A roof covering the structure – part of the temple mayor – collapsed, but the damage is minor.
A roof that partially protected one of Mexico’s most important ancient sites collapsed late Wednesday under the weight of a heavy rain and hail storm, causing minor damage to the ornate temple complex that once housed the elite warriors of the Aztec Empire.
President Andres Manuel Lopez Obrador promised Thursday to repair any damage to the House of Eagles, which was covered by a large, modern metal roof that was overthrown by the storm. The structure is adjacent to the ruins of the most sacred shrine of the Aztecs, now known as the Templo Mayor.
Mexico’s Ministry of Culture described the damage to the ruins in a statement Thursday as “minor, recoverable and recoverable,” adding that removal of the collapsed roof and other repairs will begin immediately.
The House of Eagles features intricately carved relief sculptures on walls and benches depicting warriors in processions and bloodshed rituals. The remains of the painted murals have remained visible five centuries after the Spanish conquest of the Aztec capital and the subsequent destruction of the city in 1521.

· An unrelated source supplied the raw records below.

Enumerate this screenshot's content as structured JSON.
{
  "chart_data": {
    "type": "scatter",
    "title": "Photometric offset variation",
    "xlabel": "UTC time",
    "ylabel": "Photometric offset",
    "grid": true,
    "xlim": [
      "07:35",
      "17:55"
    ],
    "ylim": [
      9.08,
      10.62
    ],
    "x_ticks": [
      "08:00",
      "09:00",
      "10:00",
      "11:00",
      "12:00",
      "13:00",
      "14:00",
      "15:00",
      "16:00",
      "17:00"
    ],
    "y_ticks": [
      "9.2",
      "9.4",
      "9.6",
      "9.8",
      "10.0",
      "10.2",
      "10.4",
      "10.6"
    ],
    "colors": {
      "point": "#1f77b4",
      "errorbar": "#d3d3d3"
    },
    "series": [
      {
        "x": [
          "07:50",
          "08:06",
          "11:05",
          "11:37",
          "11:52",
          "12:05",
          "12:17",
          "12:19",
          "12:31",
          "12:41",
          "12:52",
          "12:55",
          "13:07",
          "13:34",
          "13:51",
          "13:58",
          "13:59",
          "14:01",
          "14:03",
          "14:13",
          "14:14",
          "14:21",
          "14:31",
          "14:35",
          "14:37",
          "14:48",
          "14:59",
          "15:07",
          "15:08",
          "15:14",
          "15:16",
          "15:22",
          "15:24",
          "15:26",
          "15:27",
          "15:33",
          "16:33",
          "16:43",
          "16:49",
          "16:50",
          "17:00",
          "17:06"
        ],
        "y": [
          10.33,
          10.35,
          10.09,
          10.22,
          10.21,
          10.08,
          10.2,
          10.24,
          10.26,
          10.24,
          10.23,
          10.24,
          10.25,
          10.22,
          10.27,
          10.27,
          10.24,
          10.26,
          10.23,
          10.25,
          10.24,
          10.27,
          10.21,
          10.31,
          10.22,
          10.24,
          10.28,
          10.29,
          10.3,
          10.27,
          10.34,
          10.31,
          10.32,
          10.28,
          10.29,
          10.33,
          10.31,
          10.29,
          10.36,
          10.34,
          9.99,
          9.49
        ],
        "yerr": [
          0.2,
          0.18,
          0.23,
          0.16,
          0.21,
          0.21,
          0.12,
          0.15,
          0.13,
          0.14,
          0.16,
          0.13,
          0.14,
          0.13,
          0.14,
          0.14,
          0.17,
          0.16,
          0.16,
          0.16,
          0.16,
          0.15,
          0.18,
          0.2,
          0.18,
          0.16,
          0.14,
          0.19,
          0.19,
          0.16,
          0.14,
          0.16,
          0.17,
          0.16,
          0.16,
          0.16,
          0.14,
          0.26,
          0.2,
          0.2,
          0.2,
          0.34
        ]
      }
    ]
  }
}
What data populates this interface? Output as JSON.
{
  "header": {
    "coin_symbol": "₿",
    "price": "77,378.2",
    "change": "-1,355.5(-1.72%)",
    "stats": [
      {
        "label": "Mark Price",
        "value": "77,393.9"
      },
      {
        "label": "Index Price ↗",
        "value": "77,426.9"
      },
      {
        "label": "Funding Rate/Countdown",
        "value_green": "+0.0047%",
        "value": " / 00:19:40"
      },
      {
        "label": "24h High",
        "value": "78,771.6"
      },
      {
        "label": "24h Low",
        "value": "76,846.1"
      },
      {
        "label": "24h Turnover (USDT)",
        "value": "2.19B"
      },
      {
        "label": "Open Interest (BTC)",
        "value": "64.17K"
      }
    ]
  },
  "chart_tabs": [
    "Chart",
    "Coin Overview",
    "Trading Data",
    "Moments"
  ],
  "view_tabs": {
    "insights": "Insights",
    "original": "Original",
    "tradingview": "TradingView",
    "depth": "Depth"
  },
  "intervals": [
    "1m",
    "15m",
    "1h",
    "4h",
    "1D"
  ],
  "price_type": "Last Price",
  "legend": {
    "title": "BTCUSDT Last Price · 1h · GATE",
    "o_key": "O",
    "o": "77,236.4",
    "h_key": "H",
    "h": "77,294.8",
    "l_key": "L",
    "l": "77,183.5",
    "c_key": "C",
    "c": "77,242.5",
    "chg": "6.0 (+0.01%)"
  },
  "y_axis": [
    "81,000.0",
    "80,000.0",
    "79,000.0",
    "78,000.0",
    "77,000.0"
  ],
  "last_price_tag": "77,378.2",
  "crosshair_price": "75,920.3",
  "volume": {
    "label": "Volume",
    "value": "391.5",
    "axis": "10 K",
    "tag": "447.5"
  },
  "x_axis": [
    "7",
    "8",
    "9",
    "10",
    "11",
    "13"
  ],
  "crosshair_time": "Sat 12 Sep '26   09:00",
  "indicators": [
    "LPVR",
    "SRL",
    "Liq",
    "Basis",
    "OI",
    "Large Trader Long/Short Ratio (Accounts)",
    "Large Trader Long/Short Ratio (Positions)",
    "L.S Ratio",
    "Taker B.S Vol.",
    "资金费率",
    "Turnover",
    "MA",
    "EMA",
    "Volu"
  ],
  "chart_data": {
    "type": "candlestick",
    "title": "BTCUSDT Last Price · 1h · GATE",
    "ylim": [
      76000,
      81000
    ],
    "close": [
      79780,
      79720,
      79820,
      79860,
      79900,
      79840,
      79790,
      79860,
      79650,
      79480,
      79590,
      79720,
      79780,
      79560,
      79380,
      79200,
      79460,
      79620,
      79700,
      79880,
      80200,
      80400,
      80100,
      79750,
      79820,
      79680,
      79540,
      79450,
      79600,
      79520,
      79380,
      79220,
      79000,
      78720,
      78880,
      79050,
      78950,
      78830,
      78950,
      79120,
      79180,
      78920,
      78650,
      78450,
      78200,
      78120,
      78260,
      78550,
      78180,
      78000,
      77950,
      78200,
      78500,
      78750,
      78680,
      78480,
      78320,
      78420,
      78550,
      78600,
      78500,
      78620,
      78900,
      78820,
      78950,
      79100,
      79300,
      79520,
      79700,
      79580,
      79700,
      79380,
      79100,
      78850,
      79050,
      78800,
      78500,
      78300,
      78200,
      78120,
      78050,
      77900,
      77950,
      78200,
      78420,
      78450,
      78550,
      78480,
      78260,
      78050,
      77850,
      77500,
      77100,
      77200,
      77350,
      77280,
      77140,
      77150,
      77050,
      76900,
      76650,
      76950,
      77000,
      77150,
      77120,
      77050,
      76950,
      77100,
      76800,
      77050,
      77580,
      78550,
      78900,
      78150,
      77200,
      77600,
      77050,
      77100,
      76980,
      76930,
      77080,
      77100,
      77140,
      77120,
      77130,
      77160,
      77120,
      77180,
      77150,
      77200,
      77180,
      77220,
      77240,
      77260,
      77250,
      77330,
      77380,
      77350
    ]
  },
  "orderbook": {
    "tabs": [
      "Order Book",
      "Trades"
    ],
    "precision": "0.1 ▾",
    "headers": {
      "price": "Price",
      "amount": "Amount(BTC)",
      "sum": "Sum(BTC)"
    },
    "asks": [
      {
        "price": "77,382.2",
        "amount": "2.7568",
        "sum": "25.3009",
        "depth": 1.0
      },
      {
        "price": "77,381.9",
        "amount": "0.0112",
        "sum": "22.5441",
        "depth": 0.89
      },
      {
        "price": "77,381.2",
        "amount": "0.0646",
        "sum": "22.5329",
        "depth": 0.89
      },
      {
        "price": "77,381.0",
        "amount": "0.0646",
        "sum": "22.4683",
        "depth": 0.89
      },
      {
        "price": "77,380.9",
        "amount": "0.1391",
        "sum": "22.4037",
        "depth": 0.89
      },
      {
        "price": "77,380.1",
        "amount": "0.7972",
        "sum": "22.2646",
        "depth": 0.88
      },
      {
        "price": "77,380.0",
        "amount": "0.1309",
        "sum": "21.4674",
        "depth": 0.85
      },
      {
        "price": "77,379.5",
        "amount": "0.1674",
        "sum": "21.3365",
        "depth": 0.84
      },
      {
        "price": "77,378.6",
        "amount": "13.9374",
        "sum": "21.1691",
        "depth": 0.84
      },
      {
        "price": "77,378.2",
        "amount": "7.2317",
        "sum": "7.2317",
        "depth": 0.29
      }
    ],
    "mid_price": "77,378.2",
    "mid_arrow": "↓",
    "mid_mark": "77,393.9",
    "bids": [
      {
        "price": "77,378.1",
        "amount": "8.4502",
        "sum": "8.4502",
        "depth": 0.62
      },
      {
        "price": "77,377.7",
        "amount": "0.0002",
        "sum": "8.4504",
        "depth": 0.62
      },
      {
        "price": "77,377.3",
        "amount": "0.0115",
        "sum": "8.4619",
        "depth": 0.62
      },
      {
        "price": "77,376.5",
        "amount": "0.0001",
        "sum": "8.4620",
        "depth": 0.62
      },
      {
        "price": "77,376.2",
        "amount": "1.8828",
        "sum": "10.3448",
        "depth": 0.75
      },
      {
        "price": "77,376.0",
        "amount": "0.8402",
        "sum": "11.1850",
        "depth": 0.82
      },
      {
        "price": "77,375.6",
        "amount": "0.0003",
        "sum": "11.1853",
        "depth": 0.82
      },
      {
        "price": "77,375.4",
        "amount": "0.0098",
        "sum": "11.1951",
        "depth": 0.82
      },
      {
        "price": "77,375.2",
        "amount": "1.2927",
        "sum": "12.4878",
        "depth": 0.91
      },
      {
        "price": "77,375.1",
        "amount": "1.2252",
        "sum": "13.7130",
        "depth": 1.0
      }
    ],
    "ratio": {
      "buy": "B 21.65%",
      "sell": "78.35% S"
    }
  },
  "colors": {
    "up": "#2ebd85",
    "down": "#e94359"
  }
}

The main Aztec temple known as the Templo Mayor is located in downtown Mexico City [File:Henry Romero/Reuters]In a post on Twitter, Leonardo Lopez Lujan, the Templo mayor’s chief archaeologist, wrote that he was relieved that major damage to the interior of the structure and its decorations was avoided.
“I am not superstitious, but blessings be Tezcatlipoca!” he quipped, referring to a great Aztec deity associated with providence and sorcery.
Believed by the Aztecs to be the center of the universe, the ruins of the Templo Mayor are right next to the main Zocalo square in Mexico City, next to a Roman Catholic cathedral from the colonial era.
The open-air ruins and an adjacent museum displaying monumental sculptures have been a major draw for tourists in the city center for decades.